= Assisted zona hatching =

Assisted reproductive technology procedure

Assisted zona hatching is a procedure of assisted reproductive technology, mainly used in IVF, which assists zona hatching. To achieve this a small hole is made in the zona pellucida (mechanically, chemically or by laser) to facilitate hatching. Zona hatching is where the blastocyst gets rid of the surrounding zona pellucida to be able to implant in the uterus.

==Efficacy==
A systematic review and meta-analysis came to the result that assisted zona hatching is related to increased rates of clinical pregnancy and multiple pregnancy in women with previous repeated failure or frozen-thawed embryos. However, it is unlikely to increase clinical pregnancy rates when performed in fresh embryos transferred to unselected women, to those without poor prognosis or to women of advanced maternal age. Also, overall, there no evidence of a significant difference in live birth rate following assisted hatching compared with no assisted hatching.

==Indications==
Sometimes, some embryos have a thickened or deformed zona pellucida that makes it difficult for them to come out and, therefore, can lead to implantation failures. To avoid this, this technique can be used. Assisted hatching is not routinely done in all laboratories. It is recommended in some cases:

• Patients of advanced age (37 years or more)

• Implantation failure

• Anomalous zona pellucida (thick, partitioned,...)

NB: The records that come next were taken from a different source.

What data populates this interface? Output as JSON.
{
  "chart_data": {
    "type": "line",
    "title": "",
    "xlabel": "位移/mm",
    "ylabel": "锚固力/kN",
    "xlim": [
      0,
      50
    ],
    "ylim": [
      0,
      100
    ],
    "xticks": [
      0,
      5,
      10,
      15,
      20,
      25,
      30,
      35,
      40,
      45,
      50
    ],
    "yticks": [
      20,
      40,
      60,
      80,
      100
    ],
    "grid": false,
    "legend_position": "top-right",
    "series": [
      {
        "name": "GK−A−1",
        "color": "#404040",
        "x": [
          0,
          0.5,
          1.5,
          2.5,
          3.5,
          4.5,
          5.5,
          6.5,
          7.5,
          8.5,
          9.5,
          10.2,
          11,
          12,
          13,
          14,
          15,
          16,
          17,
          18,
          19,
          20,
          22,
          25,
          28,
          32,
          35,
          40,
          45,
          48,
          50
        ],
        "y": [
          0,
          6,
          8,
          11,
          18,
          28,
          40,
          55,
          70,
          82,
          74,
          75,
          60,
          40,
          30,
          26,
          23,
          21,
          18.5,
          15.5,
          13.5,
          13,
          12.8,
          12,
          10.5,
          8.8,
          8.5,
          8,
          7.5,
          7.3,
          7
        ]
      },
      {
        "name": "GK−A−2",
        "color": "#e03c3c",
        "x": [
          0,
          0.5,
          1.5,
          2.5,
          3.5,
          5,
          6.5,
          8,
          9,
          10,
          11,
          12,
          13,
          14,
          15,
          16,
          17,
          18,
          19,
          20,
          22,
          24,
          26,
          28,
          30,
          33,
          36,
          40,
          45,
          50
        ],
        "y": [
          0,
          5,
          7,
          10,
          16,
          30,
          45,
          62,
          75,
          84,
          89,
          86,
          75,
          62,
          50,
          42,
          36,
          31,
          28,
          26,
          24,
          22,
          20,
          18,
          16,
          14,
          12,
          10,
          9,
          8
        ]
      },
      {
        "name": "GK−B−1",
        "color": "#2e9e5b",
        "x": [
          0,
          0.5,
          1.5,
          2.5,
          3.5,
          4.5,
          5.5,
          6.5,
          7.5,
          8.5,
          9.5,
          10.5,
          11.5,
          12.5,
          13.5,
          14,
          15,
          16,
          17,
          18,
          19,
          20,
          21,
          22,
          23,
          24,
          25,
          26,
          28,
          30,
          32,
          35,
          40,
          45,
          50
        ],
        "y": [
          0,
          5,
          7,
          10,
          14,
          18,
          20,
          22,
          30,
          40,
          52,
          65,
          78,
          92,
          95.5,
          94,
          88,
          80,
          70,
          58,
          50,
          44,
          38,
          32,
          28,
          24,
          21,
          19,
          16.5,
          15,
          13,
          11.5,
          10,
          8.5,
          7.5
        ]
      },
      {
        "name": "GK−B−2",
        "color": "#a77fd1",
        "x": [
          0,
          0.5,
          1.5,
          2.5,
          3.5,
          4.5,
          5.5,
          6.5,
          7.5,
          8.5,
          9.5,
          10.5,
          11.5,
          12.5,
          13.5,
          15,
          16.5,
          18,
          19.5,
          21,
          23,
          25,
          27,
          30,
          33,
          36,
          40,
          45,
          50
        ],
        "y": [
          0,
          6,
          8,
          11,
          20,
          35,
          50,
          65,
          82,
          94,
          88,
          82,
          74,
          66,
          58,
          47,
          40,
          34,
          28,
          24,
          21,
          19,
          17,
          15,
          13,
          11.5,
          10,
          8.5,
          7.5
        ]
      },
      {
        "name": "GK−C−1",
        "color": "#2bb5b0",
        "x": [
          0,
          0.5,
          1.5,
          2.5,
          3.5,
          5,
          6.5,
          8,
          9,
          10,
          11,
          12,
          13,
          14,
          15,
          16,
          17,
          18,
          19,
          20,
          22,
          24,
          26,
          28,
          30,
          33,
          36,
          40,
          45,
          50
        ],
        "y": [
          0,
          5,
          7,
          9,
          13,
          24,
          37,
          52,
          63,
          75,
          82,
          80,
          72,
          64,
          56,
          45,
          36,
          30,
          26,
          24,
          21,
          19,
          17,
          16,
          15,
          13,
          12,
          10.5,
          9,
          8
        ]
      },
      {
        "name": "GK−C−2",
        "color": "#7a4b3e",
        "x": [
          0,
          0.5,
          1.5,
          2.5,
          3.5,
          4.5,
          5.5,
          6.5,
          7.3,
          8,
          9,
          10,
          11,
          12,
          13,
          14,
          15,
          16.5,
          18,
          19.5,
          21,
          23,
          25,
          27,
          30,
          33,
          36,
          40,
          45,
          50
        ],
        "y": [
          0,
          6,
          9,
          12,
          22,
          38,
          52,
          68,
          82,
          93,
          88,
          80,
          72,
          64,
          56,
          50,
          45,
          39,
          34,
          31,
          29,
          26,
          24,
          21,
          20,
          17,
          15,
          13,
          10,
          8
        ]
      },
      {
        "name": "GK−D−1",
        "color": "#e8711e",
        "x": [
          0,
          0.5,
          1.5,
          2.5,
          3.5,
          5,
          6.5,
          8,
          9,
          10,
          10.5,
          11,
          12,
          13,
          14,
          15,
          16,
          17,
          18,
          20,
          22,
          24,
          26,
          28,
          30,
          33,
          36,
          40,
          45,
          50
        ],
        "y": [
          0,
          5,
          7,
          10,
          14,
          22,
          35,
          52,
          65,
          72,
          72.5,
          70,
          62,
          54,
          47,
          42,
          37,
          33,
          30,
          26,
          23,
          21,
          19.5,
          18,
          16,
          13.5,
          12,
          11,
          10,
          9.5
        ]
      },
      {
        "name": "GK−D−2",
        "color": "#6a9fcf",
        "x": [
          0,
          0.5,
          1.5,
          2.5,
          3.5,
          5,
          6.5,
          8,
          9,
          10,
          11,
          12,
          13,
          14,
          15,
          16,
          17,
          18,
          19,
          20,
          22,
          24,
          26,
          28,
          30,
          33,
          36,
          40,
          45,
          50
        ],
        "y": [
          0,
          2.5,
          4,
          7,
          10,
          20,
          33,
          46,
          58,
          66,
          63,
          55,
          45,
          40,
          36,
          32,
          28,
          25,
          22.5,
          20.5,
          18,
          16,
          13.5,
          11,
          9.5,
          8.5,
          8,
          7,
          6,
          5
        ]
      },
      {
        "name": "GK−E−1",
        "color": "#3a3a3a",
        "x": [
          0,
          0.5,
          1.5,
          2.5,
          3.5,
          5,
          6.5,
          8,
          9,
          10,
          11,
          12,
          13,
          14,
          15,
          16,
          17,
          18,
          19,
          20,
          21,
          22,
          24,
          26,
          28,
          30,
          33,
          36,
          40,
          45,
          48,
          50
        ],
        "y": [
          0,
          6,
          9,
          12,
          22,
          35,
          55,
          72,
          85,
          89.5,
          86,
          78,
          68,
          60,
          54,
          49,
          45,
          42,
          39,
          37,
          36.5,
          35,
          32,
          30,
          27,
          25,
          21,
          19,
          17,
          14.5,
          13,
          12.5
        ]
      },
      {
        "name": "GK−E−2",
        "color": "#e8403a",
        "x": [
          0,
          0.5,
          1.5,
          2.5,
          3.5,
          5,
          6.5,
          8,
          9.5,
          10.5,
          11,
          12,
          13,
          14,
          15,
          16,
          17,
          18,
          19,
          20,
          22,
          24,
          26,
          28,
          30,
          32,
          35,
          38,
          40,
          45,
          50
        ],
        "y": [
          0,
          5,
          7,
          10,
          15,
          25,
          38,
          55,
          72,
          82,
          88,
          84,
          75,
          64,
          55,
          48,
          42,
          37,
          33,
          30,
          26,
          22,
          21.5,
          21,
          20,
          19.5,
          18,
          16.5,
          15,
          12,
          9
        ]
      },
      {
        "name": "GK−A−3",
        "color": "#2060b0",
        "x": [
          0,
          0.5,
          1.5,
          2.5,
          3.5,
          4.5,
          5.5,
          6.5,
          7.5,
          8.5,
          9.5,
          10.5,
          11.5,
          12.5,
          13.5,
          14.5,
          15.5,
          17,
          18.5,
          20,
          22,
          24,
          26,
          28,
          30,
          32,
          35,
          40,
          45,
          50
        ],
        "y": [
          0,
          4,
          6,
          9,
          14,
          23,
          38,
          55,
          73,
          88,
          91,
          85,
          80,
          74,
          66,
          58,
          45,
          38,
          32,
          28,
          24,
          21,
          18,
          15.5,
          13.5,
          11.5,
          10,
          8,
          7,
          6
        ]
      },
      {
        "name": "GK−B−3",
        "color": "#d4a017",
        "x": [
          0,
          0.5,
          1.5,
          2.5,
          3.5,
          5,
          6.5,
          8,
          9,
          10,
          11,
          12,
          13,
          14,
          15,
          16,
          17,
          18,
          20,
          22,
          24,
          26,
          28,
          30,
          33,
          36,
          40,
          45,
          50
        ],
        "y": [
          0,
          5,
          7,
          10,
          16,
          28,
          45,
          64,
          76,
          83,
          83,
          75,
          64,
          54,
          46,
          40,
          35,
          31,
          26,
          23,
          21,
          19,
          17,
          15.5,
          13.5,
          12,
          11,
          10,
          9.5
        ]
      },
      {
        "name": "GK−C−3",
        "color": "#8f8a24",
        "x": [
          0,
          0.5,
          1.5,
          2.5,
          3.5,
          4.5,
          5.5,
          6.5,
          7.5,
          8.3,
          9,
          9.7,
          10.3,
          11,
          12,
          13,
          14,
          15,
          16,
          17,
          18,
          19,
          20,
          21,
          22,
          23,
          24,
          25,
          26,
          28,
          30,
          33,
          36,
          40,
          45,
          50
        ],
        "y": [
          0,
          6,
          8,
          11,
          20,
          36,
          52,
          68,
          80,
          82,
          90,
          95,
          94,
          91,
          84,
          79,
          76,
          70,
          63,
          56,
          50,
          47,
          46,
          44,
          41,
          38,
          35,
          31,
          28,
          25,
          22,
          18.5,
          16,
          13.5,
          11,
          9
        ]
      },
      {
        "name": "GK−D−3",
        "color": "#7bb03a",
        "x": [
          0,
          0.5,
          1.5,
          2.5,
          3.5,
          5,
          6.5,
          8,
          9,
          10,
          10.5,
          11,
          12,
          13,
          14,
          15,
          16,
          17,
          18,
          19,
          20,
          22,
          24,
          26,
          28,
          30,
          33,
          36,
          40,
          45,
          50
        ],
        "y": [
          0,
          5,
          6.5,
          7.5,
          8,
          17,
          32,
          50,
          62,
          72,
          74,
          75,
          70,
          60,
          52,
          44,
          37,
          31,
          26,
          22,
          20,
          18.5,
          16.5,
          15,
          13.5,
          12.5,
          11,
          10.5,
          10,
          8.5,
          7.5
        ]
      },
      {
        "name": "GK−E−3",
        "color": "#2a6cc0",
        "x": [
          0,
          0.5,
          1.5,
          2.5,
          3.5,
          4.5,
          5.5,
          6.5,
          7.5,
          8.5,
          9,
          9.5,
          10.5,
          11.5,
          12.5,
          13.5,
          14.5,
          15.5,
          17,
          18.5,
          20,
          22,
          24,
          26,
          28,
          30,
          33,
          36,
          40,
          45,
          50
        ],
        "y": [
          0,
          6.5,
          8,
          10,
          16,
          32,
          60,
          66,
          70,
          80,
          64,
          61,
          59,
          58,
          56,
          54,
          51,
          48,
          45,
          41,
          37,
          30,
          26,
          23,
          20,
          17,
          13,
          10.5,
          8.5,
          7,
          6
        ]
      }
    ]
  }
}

• Thawed embryos since vitrification produces a hardening of the zona pellucida.

• Embryos with slow development. For example, when on day 3 they have less than 6 cells.

• To do a blastocyst biopsy

Those embryos biopsied to make PGD (preimplantation genetic diagnosis) will already have the hole made and, therefore, will hatch easily once they reach the stage of expanded blastocysts.

==Methods==

Mechanical assisted hatching: involves the use of micromanipulation techniques by using a needle. The zona pellucida is pierced with a needle and drilled by friction against a pipette. It is a technique that is rarely used because of the risk it has of damaging the embryo. It is also called "partial zona dissection".

Chemical assisted hatching: involves the use of specialized solutions (mostly acid, e.g. thyroid acid) in order to degrade the zona pellucida. Because it can be toxic for the embryo, it needs to be washed.

"Laser assisted hatching" (LHA): a high energy laser is used to create an opening in the zona pellucida, it is the most precise technique and safe for the embryo but it is the most expensive one.